Ciri-ciri mereka sebetulnya mudah dikenali. Pertama, tidak memiliki atribut, misal seragam khusus seperti halnya haji reguler atau haji khusus.

Kedua, tidak punya identitas resmi. Haji reguler menggunakan gelang sebagai identitas. Gelang yang harus digunakan jemaah selama beribadah itu bertuliskan, nama, nomor paspor, asal kloter dan embarkasi.

Kerugian menjadi jemaah haji non kloter, antara lain, tidak ada yang menjamin dalam hal akomodasi. Selama musim haji, pondokan-pondokan di Mekah sudah penuh karena disewa selama semusim. Alhasil mereka biasanya terlantar.

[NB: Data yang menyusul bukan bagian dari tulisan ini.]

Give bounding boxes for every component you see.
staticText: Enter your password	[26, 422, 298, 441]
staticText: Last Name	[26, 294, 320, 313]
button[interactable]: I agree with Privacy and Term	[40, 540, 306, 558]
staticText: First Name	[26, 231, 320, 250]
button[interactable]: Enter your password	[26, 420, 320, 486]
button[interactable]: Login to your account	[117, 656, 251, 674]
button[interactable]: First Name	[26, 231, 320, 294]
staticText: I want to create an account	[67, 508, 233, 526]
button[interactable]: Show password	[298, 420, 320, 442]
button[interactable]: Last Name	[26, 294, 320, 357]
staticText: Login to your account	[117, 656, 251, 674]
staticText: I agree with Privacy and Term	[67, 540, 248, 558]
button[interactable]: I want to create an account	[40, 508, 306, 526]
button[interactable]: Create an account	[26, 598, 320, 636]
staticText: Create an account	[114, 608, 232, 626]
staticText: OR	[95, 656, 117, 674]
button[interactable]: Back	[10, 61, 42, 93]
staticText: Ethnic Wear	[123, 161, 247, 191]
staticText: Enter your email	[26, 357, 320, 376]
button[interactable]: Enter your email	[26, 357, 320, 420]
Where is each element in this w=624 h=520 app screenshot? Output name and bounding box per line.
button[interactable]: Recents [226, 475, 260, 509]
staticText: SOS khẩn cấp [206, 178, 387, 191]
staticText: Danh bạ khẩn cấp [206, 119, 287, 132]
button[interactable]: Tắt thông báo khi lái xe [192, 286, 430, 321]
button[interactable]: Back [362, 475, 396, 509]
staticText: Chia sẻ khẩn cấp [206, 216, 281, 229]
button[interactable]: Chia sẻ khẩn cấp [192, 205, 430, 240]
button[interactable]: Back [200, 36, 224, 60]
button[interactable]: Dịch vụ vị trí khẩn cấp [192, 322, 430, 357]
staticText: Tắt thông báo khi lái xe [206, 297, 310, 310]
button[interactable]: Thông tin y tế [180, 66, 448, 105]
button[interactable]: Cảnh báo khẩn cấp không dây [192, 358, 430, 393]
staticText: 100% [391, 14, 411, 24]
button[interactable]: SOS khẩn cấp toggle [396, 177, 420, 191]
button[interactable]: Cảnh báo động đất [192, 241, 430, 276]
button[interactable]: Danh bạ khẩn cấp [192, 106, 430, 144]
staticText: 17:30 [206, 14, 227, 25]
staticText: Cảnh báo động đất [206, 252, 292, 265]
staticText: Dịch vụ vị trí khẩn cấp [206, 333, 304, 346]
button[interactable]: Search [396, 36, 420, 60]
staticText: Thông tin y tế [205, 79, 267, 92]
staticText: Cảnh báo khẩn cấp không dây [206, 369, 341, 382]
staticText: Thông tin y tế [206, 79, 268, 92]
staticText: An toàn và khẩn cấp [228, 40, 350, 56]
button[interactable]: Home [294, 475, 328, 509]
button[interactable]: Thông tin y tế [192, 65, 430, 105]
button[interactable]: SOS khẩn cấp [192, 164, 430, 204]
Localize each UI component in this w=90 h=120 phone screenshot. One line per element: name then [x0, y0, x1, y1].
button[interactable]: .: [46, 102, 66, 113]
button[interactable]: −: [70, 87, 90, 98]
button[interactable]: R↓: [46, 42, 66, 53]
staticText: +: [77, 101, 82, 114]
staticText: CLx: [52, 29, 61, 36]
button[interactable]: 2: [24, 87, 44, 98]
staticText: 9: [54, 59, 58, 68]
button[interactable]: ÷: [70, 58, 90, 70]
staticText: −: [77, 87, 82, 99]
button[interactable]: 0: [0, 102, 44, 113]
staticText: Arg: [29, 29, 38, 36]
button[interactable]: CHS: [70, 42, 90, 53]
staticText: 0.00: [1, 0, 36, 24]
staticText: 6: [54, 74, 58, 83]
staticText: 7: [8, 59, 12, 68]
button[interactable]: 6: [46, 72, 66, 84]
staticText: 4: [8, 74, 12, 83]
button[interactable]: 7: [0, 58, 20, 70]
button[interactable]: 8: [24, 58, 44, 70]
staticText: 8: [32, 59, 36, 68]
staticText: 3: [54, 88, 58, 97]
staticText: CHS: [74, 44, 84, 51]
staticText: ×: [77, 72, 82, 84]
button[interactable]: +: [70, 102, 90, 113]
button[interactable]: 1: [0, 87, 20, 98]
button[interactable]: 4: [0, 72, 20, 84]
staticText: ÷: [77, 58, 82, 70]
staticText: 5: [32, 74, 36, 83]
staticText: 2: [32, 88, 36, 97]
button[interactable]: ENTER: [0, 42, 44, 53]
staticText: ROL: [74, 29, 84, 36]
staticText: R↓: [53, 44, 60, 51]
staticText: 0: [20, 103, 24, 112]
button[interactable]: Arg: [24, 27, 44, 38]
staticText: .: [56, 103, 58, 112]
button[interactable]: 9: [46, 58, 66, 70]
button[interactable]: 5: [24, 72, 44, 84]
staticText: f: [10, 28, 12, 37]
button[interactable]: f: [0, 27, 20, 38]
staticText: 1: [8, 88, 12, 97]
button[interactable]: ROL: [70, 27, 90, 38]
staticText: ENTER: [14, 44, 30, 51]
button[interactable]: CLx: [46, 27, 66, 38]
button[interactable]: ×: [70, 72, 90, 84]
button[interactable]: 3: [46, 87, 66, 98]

"Di Armina, walau mereka punya maktab khusus, tidak ada yang menjamin konsumsi. Biasanya mereka akan datang ke maktab-maktab haji reguler," kata Cecep.

Kerugian lain, tidak ada yang melindungi karena tidak punya petugas atau pembimbing. "Misalnya, terjadi kematian tidak ada asuransi, bahkan sulit dikuburkan karena tidak ada pihak yang bisa bertanggung jawab. Kalau haji kuota kan yang bertanggung jawab pemerintah," kata dia sambil menambahkan setiap tahun ada saja jemaah haji non kuota yang wafat.

Tahun ini, jemaah haji non kuota asal Surabaya diketahui tinggal di sebuah penampungan mirip barak TKI. Mereka harus membayar Rp80 juta per orang oleh seorang kiai untuk bisa berhaji tahun ini.